Our research

p53 is the main tumor suppressor gene, inactivated by mutation in ~50% of tumors across all cancer types. In cancer retaining wild type p53, its tumor suppressive function is impaired by diverse mechanisms that are often not understood. We have shown that inflammation caused by K. pneumoniae and other Enterobacteriaceae robustly inhibits p53 functions (Oncogene, 2022). This project investigates the mechanisms of p53 inhibition by inflammation, its consequences for tumorigenesis and aims to reactivate p53 activity in inflammatory context for cancer therapy.

The Type VI Secretion System (T6SS) is a molecular weapon used by bacteria to secrete toxic effectors, shaping microbial communities and modulating host responses. We discovered an unexpected link between the activity of K. pneumoniae T6SS and colorectal cancer. By dissecting the role of K. pneumoniae T6SS in inflammation, immune modulation, and microbial competition within the gut microbiota, we aim to uncover the mechanisms by which T6SS contributes to tumorigenesis.
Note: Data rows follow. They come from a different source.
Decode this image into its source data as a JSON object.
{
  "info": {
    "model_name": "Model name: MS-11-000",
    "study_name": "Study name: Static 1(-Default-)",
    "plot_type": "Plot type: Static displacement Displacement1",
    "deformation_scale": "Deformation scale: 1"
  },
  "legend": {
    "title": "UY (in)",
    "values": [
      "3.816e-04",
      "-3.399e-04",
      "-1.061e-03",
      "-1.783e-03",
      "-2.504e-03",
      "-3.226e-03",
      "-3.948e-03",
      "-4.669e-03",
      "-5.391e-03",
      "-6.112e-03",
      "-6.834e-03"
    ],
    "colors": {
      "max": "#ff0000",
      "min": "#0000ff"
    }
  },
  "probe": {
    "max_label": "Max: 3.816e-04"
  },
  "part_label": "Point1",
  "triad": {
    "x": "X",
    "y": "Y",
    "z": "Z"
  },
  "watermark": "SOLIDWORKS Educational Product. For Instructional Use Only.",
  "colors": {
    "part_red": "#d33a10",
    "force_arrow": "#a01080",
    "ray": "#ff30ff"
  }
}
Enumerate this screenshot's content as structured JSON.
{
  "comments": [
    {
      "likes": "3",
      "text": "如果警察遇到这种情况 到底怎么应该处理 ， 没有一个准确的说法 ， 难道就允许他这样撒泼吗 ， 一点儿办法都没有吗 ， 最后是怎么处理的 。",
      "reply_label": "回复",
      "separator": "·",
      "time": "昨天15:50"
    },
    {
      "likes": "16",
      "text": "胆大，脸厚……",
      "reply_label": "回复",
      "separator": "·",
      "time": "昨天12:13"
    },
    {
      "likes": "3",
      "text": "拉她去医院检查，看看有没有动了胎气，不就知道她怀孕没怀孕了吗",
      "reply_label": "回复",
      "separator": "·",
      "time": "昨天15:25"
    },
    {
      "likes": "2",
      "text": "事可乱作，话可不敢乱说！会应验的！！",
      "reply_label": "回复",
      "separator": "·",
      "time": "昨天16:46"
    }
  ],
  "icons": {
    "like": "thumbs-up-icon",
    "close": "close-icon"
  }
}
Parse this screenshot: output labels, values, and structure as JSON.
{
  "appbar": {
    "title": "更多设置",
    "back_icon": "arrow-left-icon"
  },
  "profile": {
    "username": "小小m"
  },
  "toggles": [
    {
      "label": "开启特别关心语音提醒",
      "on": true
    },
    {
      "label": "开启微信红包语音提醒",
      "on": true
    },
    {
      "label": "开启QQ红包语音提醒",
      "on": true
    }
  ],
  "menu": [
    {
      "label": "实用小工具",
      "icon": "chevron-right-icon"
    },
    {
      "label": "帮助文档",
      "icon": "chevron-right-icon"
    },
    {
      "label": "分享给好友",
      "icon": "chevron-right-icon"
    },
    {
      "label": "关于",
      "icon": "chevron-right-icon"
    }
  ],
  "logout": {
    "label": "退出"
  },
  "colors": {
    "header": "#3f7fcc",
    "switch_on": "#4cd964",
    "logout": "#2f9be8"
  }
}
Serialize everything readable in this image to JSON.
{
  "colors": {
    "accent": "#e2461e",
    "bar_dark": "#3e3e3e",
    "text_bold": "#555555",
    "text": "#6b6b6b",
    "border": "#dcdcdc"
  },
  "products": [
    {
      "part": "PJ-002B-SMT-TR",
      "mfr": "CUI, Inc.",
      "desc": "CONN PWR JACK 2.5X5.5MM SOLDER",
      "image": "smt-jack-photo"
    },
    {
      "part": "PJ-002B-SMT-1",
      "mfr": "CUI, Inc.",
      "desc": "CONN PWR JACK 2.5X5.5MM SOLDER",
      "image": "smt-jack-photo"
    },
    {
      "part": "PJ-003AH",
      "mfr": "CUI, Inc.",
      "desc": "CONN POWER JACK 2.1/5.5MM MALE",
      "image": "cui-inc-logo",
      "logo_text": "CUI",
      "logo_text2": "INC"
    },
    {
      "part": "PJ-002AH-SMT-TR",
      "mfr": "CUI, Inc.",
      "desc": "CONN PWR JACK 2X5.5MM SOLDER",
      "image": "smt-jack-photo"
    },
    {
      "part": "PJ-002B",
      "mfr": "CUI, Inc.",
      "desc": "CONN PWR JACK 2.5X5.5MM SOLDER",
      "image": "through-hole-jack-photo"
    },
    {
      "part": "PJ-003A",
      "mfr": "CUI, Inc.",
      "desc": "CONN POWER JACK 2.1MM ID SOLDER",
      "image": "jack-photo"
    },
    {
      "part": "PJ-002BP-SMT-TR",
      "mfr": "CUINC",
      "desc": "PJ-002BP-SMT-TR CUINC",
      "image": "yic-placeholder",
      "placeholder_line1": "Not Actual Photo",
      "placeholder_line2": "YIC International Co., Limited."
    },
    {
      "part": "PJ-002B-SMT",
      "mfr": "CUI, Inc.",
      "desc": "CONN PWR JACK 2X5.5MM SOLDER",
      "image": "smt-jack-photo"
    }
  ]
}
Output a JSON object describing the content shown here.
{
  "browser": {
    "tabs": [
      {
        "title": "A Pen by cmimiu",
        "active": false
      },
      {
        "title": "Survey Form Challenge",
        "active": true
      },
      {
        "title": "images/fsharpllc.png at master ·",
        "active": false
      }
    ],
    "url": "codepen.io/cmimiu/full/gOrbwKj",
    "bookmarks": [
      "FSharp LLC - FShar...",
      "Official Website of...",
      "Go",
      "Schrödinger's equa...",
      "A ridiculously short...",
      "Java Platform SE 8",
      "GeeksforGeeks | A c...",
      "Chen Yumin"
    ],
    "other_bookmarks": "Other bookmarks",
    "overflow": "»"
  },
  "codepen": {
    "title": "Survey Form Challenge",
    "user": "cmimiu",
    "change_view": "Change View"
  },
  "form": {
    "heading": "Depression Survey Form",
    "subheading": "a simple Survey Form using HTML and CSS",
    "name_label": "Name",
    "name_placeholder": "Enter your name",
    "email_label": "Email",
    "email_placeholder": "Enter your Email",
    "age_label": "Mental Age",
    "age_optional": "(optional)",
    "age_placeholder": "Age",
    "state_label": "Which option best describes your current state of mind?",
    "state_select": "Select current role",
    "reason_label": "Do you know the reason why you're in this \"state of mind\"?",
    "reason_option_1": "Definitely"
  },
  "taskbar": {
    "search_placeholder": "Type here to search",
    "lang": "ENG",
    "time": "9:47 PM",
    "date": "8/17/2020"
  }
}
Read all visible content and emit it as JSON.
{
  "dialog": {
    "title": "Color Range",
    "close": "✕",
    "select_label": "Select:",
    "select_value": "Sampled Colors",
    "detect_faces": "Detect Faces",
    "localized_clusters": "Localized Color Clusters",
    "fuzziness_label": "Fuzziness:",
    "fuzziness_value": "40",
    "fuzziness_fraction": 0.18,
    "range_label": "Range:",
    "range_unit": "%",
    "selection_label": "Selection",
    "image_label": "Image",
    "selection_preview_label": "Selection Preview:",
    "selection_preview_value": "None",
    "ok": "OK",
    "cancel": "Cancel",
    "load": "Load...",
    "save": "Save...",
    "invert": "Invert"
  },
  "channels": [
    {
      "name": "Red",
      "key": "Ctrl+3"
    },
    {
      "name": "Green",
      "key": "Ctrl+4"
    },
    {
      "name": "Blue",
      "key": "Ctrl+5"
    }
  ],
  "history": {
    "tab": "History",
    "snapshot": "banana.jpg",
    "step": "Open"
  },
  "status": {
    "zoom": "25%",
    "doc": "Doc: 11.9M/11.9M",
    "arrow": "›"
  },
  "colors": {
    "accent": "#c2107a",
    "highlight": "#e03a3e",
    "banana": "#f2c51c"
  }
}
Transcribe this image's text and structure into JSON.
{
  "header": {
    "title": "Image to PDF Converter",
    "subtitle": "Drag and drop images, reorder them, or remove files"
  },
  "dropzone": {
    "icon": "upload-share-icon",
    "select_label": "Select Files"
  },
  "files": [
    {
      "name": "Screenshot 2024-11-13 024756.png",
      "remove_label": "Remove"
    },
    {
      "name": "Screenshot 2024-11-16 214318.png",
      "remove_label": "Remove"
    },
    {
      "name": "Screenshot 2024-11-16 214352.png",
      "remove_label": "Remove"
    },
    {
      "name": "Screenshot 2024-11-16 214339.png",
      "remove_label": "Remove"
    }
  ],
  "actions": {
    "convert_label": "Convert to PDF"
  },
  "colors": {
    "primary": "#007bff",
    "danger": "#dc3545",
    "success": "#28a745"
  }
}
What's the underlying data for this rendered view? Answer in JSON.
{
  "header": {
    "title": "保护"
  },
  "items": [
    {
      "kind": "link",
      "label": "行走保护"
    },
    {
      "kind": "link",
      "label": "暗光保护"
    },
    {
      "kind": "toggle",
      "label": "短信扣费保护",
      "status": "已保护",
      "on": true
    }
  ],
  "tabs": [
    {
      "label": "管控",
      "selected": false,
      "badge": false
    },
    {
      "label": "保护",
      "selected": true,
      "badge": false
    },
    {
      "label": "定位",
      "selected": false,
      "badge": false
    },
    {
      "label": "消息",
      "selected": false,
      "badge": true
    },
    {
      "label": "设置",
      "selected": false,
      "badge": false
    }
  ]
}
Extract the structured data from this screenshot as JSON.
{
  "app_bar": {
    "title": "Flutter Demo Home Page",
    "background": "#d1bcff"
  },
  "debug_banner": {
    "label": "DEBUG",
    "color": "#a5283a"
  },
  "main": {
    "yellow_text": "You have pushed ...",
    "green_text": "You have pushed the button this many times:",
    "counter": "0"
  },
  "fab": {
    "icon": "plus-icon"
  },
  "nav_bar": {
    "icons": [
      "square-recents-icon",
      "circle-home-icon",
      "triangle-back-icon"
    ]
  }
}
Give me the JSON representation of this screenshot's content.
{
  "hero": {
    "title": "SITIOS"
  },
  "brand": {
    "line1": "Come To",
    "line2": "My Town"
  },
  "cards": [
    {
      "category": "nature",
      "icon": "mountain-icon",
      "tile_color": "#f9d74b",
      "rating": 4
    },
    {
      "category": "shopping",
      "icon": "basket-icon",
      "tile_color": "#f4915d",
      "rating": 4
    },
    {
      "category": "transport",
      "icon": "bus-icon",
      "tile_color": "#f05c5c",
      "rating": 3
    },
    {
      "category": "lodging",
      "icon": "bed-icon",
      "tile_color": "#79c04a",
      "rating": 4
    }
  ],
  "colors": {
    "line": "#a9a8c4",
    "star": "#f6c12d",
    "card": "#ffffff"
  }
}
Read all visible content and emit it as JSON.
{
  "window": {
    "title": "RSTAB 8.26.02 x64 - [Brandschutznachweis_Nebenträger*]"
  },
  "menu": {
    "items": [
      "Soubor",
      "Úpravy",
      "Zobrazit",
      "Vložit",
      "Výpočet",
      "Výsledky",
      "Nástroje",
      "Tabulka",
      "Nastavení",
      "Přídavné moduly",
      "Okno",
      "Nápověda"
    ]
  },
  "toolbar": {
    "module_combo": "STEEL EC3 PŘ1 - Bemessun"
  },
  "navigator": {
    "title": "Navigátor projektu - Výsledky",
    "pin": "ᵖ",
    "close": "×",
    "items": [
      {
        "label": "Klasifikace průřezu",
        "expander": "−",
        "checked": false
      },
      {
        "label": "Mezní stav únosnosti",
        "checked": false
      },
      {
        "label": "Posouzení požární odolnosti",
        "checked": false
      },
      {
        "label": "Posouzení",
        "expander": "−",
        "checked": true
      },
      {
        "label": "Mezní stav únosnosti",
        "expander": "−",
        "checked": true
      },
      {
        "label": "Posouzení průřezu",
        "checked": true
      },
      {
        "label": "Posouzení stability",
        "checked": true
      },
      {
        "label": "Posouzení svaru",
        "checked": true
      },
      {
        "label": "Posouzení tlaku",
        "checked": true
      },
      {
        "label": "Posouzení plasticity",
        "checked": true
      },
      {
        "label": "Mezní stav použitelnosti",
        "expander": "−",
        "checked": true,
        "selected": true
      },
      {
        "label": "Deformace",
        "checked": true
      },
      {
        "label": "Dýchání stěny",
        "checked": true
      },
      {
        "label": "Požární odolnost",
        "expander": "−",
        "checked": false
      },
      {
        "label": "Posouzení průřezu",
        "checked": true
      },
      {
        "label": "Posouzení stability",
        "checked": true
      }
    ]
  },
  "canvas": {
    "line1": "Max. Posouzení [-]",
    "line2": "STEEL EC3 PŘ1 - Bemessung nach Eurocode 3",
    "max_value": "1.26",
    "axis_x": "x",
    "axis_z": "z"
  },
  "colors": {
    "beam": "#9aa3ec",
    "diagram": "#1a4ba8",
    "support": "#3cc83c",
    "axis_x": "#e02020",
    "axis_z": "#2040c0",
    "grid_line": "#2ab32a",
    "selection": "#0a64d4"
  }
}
Ultimately, the project seeks to investigate T6SS as a therapeutic target to mitigate bacteria-driven cancer-promoting processes.

Genotoxins are small bacterial molecules that cause DNA damage in the host cells, leading to cell transformation and cancer. K. pneumoniae encodes the colibactin, a genotoxin known to cause specific mutations in the colonic epithelium. This project investigates the molecular mechanisms of colibactin secretion and trafficking, as well as the consequences of colibactin-associated DNA damage for the host and the bacteria. We aim to identify novel bacterial or host targets for therapeutic intervention against genotoxins.

The tumor suppressor p53 is a master transcription factor that controls a broad range of target genes. While best known for its canonical roles in cell cycle arrest and apoptosis, the p53 pathway also regulates many non-canonical processes, including DNA repair, metabolism, autophagy, and immune response. This project investigates how p53 target genes regulates immune cells and how they influence the response to bacterial infections and cancer immunosurveillance. By exploring these molecular mechanisms, we aim to uncover new insights on the interplay between p53 and the immune response that could be exploited for immunotherapy.

The secretome, i.e. the ensemble of proteins secreted by cells, plays a key role in intercellular communication, from tumor–microenvironment signaling to host–pathogen interactions. Comprehensive analysis of secreted proteins remains highly challenging due to their low abundance and dynamic range. In collaboration with Saei’s lab (Karolinska Institute) and Mahmoudi’s lab (Michigan State University), we are developing advanced, untargeted proteomics approaches based on mass spectrometry to enable deeper profiling of the secretome. Improving detection sensitivity and quantitative accuracy will open new exciting opportunities to characterize cell–cell communication across our different projects.

The rapid emergence of antibiotic resistance poses a major threat to global health. In this project, carried out in collaboration with Saei’s lab (Karolinska Institute) and Collins’s lab at the Broad Institute (MIT), we combine machine learning with advanced proteomics to develop novel antimicrobial compounds (Cell, 2025). Our targets are not only oncogenic pathogens such as Klebsiella pneumoniae and Helicobacter pylori, but also other clinically relevant bacteria (Escherichia coli, Staphylococcus aureus, Neisseria gonorrhoeae).